21 juin 2010

Les occasions

Les saisir. Les échapper. Les exploiter. Je vais aller vérifier mon dictionnaire des occurrences. Des tonnes attendent ces occasions. Le titre fait le lien avec le Festival Shakespeare & Co. Le célèbre festival littéraire anglophone sis à côté du parvis de Notre-Dame. Le titre me fait sourire : il provient d'une librairie fameuse et notoire pour la gent littéraire. George, le proprio, partage, semble-t-il, la même génétique que Monsieur Tranquille et sa librairie montréalaise. Les mots peuvent devenir terriblement impressionnants parfois.

« "Une utopie socialiste qui se fait passer pour une librairie"… Ainsi George Whitman décrit-il de manière à la fois sérieuse et amusée le labyrinthe de livres qu'est Shakespeare & Company. Fondée en 1951 et ouverte tous les jours de l'année, la librairie, mais aussi la bibliothèque au premier étage et l'appartement de George dans le même immeuble – tous remplis à ras bords de livres les plus divers –, sont le cadeau de ce bibliophile idéaliste et passionné à l'honnête homme cherchant un refuge où nourrir sa pensée. »
 Un peu ironique de baptiser ce lieu sacré du nom du dramaturge britannique qui fut peut-être un prête-nom, un peu comme l'est peut-être Molière. Ils étaient tous deux des capteurs d'occasions, des membres de compagnies.

« Les librairies, pour George, sont un acte politique. Que ce soit par la diversité des titres qu'elles diffusent, par leur soutien aux auteurs et aux petits éditeurs, ou encore par les communautés de lecteurs qu'elles font exister, les librairies indépendantes ont de par leur existence même une fonction de liant social. En France, contrairement aux pays anglo-saxons, la loi sur le prix unique du livre a permis aux librairies indépendantes de survivre et de se développer. Elles n'ont jamais été aussi nécessaires qu'aujourd'hui. Dans nos vies de plus en plus intensément façonnées par Internet, les réseaux sociaux virtuels et les nouvelles manières de lire, la librairie peut se vivre comme le lieu d'un engagement : un engagement pour la lenteur, une passion simple pour ce qui est enraciné, réel, palpable. »
 Bien dit! Shakespeare et Molière se chargèrent d'une vision sociale qui modifia celle de toute une civilisation. Leurs mots résonnaient dans les amphithéâtres comme autant de livres sur des rayons. Alors, la source des mots importe assez peu; dans la mesure où ce sont eux qui ont dirigé les voix, les ont proclamé aux citoyens. L'occasion était belle et ils l'ont saisie.

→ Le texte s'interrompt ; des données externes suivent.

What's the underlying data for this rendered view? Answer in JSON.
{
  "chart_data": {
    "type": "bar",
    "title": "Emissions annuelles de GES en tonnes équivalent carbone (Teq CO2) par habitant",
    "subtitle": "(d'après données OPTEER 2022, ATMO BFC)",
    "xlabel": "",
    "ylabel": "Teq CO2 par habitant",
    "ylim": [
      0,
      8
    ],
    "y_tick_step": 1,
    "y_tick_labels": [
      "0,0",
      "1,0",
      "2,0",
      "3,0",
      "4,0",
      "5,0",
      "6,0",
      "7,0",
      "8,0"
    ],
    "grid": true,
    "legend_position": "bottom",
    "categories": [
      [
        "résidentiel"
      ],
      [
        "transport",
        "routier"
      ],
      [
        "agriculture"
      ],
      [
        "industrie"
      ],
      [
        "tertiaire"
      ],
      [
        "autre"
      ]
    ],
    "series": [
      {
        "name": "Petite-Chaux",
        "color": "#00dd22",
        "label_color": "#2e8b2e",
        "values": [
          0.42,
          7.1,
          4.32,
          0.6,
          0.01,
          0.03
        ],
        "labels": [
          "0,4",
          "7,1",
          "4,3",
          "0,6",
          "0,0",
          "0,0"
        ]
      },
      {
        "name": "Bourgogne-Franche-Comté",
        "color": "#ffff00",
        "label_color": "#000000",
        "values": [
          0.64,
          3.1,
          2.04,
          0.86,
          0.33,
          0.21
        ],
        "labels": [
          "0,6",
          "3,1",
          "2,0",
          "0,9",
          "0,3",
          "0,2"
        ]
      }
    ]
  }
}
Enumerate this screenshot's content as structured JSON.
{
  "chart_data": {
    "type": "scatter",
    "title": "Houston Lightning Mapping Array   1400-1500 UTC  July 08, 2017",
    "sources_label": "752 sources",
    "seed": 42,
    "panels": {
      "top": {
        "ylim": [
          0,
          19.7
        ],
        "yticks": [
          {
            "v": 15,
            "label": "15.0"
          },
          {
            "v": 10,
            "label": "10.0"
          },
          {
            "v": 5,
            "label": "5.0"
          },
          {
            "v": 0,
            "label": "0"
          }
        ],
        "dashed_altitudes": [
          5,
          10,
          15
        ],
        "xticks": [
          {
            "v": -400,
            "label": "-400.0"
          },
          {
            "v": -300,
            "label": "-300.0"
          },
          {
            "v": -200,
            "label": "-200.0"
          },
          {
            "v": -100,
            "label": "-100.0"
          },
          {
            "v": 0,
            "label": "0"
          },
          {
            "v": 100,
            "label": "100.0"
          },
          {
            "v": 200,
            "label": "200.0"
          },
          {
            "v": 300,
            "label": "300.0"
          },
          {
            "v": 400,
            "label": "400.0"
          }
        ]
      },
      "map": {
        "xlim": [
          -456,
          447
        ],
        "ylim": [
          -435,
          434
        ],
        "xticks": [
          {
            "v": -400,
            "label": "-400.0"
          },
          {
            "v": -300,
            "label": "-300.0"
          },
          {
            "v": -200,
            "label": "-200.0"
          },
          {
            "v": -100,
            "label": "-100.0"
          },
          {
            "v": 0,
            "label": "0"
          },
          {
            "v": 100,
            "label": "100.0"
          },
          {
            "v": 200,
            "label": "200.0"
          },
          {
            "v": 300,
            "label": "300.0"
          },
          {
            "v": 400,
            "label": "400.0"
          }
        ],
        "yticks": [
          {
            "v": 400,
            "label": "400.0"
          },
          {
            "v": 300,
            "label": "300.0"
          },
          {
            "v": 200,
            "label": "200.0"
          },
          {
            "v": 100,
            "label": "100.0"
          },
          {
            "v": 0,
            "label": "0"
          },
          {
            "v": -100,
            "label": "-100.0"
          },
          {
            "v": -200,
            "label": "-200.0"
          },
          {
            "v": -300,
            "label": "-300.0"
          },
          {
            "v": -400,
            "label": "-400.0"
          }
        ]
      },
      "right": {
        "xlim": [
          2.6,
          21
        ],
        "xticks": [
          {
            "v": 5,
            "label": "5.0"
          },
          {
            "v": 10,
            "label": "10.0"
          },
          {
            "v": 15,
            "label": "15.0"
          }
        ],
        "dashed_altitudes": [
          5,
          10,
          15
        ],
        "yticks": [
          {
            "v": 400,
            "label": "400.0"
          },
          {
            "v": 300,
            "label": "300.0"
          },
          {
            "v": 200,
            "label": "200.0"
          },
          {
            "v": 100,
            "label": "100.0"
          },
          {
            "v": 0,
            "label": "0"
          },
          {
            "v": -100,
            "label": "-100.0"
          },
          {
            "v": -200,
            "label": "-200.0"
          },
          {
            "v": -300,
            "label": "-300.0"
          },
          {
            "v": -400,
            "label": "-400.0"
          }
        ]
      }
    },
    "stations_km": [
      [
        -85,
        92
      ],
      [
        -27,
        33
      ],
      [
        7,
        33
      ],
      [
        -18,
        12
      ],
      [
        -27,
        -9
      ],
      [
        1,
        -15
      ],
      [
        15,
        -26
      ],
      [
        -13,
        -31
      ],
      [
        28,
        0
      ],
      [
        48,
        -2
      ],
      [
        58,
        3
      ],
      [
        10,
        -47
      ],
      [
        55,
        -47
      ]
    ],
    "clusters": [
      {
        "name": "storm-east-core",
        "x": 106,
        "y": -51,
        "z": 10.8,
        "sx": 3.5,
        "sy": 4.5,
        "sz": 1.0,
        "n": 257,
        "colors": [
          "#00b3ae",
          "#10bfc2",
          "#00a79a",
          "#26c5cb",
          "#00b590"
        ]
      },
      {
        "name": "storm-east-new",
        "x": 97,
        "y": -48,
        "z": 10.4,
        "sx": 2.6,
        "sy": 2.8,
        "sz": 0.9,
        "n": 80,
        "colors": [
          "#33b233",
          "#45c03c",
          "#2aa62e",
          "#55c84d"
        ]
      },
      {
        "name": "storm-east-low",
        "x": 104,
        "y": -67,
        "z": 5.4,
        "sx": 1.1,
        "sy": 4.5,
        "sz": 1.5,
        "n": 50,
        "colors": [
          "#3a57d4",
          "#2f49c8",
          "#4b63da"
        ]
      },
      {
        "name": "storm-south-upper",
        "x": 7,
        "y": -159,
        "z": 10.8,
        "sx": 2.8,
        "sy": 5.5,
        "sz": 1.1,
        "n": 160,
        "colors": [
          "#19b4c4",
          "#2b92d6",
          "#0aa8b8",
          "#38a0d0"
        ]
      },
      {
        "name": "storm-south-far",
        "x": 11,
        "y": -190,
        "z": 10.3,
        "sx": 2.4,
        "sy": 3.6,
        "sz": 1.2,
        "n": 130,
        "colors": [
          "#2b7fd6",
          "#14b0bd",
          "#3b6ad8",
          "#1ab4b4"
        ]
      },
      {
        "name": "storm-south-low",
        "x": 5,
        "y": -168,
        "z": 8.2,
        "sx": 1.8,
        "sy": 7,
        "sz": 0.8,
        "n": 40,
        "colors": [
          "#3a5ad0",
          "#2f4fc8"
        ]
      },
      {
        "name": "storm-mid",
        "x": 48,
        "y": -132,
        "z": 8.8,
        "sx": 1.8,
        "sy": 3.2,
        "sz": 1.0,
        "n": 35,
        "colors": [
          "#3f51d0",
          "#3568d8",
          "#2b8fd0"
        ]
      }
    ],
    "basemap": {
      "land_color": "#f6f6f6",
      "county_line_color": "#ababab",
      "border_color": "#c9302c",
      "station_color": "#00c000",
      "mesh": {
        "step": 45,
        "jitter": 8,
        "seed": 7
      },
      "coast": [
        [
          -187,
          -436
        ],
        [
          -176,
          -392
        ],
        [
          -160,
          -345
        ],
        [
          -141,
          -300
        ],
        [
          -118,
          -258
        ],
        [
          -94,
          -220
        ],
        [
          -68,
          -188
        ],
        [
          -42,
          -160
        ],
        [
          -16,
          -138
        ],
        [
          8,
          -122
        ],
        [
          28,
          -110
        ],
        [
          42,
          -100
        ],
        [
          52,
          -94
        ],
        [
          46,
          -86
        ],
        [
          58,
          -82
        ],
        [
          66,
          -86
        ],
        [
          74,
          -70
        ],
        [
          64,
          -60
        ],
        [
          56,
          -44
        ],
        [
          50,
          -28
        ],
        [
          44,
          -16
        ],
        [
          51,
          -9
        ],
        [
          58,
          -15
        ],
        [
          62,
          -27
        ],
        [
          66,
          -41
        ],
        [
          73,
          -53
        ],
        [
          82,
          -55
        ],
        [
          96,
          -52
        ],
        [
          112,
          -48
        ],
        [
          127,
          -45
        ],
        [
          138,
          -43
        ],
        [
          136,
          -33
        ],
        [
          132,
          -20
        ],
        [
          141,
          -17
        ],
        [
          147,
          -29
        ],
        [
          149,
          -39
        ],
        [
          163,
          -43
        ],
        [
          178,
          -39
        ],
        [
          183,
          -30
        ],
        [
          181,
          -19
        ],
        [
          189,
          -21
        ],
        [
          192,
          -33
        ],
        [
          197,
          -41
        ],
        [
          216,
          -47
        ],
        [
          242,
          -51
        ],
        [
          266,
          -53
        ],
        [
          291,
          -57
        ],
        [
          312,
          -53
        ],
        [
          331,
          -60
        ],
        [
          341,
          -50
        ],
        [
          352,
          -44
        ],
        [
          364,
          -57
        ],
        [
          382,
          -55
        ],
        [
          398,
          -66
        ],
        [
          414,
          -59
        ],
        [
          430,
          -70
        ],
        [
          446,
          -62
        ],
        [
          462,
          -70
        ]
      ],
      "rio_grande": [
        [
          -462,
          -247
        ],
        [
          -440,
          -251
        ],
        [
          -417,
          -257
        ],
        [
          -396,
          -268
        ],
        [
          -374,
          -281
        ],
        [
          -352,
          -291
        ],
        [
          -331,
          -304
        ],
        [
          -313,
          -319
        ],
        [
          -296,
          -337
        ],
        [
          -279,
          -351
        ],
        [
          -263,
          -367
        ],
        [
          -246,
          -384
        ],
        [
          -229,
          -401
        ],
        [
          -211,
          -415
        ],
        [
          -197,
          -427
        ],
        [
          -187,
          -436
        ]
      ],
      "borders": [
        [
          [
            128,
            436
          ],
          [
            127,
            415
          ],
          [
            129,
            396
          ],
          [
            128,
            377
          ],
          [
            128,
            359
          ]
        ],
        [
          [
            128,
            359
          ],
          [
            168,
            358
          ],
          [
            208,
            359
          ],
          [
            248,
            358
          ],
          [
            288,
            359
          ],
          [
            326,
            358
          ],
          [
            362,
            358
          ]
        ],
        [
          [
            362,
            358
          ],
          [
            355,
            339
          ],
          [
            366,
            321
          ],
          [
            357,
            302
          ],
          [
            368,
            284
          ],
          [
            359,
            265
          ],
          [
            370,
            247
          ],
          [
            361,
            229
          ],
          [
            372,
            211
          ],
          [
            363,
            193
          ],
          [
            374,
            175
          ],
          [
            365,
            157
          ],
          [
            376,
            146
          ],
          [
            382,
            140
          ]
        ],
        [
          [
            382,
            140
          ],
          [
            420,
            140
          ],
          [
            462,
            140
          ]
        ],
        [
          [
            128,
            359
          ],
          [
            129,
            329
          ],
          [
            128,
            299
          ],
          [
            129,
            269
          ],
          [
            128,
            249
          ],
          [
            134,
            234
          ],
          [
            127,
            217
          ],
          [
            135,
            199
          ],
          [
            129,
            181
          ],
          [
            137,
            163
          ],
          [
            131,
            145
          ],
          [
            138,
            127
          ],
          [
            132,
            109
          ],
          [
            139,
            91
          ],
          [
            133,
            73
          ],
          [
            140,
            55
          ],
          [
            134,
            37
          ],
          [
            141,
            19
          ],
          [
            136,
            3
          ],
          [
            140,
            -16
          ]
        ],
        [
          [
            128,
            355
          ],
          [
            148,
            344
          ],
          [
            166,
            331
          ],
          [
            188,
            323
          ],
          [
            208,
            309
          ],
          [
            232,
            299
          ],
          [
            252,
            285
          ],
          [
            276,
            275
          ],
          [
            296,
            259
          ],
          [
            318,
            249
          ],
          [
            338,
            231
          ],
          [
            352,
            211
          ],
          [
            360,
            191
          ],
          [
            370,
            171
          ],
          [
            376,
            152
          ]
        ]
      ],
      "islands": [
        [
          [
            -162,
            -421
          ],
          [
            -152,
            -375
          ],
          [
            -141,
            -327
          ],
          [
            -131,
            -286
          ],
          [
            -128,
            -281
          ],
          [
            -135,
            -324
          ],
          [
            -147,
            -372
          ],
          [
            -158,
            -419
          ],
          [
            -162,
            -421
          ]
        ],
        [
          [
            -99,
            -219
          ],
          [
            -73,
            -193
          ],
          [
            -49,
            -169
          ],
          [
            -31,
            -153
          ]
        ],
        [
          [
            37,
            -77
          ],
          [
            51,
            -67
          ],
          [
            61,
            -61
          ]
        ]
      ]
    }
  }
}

« Le thème de cette année est “Politique et Fiction”... Le terme 'politique' pourrait se définir simplement comme une suite de récits qui s'interpénètrent pour définir nos idées et nos croyances. Le remarquable dernier ouvrage de Philip Pullman, The Good Man Jesus and the Scoundrel Christ, en offre une démonstration parfaite, en détachant l'histoire de Jésus de la façon dont elle a été contée – changée – par ceux qui, venant après lui, ont voulu utiliser cette histoire à leurs propres fins. Il montre comment un homme de paix est changé en icône de pouvoir : l'essence de la politique. »
 En refermant leurs textes dans des manifestations publiques, les dramaturges s'assurent d'une relative fidélité à leur verbe; Jésus et ses sermons n'avaient pas cette même assurance. Il demeure, toutefois, indéniable que les deux types de paroles gardent un impact certain sur leur société et toutes les autres suivantes.